Der Begriff schien damals perfekt, um die geschlagenen konservativen Truppen – und vielleicht andere übers konservative Lager hinaus – wieder zu sammeln. Die noch junge rot-grüne Regierung Schröder hatte damals ein neues Staatsbürgerschaftsrecht, die Reform des alten Ausländerrechts ganz oben auf ihr Programm gesetzt. Dazu nun musste sich die aktuelle Opposition verhalten, in deren lange Regierungszeit jene – freilich über die Kohl-Jahre hinaus weit in die 70er Jahre reichende – „defensive Erkenntnisverweigerung“ fiel, wie der Migrationshistoriker Klaus J. Bade es nannte, den tiefen Unwillen Deutschlands, Einwanderungsland nicht nur faktisch zu sein, sondern sich auch so zu begreifen und zu nennen.

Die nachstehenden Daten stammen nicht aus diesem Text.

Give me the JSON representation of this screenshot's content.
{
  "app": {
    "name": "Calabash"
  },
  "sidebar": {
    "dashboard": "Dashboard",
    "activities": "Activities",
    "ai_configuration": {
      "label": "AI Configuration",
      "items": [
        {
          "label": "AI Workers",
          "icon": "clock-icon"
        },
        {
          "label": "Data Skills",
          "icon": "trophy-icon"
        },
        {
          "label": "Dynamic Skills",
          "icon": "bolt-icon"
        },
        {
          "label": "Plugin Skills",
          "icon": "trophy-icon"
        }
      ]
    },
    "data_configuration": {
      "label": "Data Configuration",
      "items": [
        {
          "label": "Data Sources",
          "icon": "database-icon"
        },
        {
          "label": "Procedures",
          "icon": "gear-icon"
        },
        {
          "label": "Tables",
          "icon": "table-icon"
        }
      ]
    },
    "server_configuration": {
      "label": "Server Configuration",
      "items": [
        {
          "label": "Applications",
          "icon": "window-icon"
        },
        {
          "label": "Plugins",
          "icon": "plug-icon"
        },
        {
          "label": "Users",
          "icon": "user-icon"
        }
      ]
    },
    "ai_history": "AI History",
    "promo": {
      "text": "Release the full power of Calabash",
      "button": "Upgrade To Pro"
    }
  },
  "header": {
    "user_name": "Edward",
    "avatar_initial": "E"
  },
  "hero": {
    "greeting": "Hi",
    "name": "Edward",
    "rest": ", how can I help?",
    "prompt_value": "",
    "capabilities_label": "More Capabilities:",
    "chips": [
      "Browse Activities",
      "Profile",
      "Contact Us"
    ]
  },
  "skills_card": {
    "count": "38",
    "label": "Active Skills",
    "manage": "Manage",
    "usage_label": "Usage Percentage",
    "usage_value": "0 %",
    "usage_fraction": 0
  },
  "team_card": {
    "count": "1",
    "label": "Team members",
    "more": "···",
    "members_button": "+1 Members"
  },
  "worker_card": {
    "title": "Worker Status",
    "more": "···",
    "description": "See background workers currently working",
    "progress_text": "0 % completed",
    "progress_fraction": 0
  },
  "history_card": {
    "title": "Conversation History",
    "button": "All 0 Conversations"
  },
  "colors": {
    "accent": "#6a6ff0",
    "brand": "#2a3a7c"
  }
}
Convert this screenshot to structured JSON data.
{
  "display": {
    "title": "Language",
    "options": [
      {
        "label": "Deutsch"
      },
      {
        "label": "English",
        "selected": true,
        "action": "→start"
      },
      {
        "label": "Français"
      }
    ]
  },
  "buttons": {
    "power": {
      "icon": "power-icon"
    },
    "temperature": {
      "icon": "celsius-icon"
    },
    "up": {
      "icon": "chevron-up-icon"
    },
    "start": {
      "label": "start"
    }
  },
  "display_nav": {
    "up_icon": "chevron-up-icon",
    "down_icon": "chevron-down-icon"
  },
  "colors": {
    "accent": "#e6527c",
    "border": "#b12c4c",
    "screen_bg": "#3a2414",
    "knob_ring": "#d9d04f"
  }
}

Und man hatte außerdem den hessischen Wahlkampf 1998/99 hinter sich, in dem die dortigen Christdemokraten vorgaben, dem Volkszorn gegen die doppelte Staatsbürgerschaft ein Ventil zu bieten, tatsächlich aber das Unbehagen und den Hass gegen ein vielfältiger werdendes Deutschland, „gegen die Ausländer“ tout court politisch ausbeuteten. Jetzt, Ende 2013, mit einer ersten schwarz-grünen Landesregierung ausgerechnet in Hessen, scheint all dies nicht 15 Jahre, sondern ein Zeitalter zurückzuliegen. Damals aber hatte die CDU mit dieser Kampagne den Sozialdemokraten ihr bisheriges Stammland entwunden.